Quant aux êtres vivants, qu’étudient les chap. 4 et 5, l’innovation philosophique principale de D. serait la thèse que des principes purement physiques suffisent à les expliquer. L’A. expose des faits passablement connus (considérer les animaux comme de simples automates, c’est dépouiller l’âme de sa fonction de principe du mouvement) et conclut le chap. 4 par une importante distinction entre l’animisme pré-cartésien et le vitalisme post-cartésien (p. 120). Comme précédemment, l’essentiel est toutefois pour lui de montrer que l’origine de cette révolution se trouve en-dehors de la philosophie, en l’occurrence dans les automates qui sont construits à partir du milieu du XVIe s. (p. 93-98) – c’est d’ailleurs pourquoi la couverture du livre représente le moine mécanique attribué à Gionello della Torre. Selon le chap. 5, cette référence technologique explique également les limites de la pensée de D. : étant donné ce qu’étaient les automates de son temps, il ne pouvait imaginer des machines capables de dialoguer et de s’adapter aux circonstances (p. 122-131).
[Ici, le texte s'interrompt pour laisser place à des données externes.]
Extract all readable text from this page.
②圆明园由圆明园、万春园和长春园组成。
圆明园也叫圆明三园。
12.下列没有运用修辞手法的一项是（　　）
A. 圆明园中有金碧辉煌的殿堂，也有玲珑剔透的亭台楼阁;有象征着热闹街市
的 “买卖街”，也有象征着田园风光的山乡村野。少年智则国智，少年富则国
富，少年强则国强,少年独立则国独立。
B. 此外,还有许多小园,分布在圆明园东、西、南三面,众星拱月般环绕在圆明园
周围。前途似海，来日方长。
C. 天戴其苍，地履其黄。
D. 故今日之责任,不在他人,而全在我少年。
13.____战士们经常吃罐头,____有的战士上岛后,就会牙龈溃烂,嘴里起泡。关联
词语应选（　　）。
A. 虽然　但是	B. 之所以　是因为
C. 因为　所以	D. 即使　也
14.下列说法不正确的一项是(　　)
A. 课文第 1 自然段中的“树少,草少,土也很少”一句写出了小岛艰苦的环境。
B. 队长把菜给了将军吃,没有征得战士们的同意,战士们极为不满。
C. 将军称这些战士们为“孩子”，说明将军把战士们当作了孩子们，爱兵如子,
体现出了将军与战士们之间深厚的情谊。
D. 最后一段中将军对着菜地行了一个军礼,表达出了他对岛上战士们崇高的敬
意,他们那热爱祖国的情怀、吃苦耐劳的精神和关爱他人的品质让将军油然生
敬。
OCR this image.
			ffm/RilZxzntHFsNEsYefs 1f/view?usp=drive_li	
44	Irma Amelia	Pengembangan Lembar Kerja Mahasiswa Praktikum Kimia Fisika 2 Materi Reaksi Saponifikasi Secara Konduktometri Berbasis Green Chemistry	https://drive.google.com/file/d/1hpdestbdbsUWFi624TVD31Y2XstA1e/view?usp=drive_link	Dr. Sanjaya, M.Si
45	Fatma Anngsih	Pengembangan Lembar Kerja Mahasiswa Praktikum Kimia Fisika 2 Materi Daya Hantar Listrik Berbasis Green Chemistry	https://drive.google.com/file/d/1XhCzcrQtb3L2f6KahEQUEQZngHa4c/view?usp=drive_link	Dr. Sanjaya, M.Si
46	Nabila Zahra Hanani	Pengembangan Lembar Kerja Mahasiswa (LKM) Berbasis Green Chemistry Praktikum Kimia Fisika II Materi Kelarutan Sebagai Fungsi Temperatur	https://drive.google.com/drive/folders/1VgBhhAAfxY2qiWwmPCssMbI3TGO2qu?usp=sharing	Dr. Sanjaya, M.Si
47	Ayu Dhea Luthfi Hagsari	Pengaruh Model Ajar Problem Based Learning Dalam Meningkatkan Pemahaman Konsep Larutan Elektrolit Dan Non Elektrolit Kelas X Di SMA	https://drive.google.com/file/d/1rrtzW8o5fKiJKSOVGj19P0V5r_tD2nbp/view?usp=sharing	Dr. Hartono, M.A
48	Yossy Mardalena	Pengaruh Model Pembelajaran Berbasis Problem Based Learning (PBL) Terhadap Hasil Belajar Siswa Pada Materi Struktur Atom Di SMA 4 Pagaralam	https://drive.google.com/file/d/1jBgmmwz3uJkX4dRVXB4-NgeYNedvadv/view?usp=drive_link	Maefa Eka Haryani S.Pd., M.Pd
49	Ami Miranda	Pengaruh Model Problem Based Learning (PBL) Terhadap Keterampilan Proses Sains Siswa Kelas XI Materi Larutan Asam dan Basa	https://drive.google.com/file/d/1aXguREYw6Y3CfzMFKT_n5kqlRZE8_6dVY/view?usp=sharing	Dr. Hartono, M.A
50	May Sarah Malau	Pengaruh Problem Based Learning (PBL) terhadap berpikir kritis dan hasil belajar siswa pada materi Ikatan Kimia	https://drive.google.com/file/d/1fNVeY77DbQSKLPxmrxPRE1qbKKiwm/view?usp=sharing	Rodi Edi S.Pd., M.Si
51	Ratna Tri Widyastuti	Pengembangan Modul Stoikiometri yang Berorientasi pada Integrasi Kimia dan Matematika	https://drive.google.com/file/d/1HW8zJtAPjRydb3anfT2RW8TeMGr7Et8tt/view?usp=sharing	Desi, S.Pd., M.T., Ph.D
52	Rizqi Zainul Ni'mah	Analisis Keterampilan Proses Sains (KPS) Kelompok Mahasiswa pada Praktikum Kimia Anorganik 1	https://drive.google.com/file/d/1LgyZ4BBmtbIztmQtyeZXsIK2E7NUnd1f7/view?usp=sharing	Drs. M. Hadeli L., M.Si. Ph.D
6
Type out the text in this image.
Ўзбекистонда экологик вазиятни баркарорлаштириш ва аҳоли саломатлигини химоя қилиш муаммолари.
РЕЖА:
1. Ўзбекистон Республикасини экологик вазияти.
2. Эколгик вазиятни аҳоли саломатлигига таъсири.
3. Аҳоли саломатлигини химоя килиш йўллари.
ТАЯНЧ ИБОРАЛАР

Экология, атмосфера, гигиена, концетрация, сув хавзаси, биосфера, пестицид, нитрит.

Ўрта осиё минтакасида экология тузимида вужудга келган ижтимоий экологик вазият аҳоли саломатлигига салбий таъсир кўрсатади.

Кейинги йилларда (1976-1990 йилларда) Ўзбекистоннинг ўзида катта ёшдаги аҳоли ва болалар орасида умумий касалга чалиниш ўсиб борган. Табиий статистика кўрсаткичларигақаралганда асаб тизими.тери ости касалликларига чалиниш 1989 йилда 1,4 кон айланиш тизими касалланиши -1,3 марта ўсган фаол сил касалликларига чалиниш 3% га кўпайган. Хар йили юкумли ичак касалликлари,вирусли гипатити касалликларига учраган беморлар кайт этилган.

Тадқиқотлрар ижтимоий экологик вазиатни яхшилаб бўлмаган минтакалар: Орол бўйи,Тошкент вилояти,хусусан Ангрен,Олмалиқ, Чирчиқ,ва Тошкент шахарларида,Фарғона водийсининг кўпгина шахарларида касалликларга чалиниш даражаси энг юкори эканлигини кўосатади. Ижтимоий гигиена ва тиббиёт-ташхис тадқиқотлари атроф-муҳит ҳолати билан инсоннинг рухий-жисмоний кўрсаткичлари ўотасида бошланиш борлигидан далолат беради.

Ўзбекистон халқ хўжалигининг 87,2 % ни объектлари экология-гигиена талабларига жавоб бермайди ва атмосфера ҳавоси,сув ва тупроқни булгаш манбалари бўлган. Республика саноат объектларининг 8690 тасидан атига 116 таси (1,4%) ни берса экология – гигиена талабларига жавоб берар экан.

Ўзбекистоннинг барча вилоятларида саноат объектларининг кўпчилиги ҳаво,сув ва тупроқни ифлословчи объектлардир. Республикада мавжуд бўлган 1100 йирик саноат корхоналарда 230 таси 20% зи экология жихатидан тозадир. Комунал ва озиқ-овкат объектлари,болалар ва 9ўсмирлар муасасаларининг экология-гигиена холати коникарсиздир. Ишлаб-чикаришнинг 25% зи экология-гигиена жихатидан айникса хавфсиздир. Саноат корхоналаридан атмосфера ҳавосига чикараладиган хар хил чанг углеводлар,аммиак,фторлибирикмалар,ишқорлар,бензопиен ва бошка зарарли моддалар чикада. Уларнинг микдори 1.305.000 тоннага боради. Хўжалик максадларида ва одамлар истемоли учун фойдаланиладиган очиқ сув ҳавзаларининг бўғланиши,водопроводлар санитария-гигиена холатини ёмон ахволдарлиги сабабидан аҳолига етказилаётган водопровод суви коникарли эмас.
Les deux derniers chapitres utilisent les résultats acquis pour déconstruire le projet métaphysique de D. et le contenu des deux premières Méditations. Le chap. 6 soutient successivement que l’intervention de Bérulle peut seule expliquer que D. le scientifique se soit intéressé à la métaphysique, que ce dernier a écrit les Méditations de manière purement tactique, de façon à obtenir l’approbation des théologiens et surtout à habituer imperceptiblement les esprits à une physique nouvelle et, finalement, qu’Augustin a exercé une grande influence sur lui (p. 162-174). Il reste, dans l’ultime chapitre, à examiner l’argumentation des deux premières Méditations : l’argument du rêve, le cogito, l’affirmation que l’esprit est mieux connu que le corps seraient tous des arguments incomplets et qui ne pourraient se comprendre sans présupposer les conséquences que D. avait tirées de la science de son temps et qui ont été examinées dans les chapitres précédent. « Le nouveau scepticisme de Descartes, qui porte sur le monde extérieur, présuppose sa métaphysique achevée. Loin de tout démolir complètement et de commencer directement à partir des fondations, Descartes déduit de nouvelles possibilités, qui découlent d’une vision du monde complexe et novatrice, elle-même basée sur différentes idées technologiques, scientifiques et méthodologiques, etc. La méthode affichée de la Première Méditation, qui tente de laisse de côté toute présupposition théorique, est une illusion » (p. 201). Ou encore : « De nouveau, nous voyons comment un aspect central des Méditations de Descartes – cette fois, la caractérisation de la nature de l’esprit – loin d’être la conclusion de réflexions dégagées de toute supposition théorique, est fondée sur ses théories complexes de la perception » (p. 217 et passim). D’un mot, les idées puissantes de D. sont venues des sciences et des techniques de son temps ; sa métaphysique ne fut que leur couverture incomplète et éphémère.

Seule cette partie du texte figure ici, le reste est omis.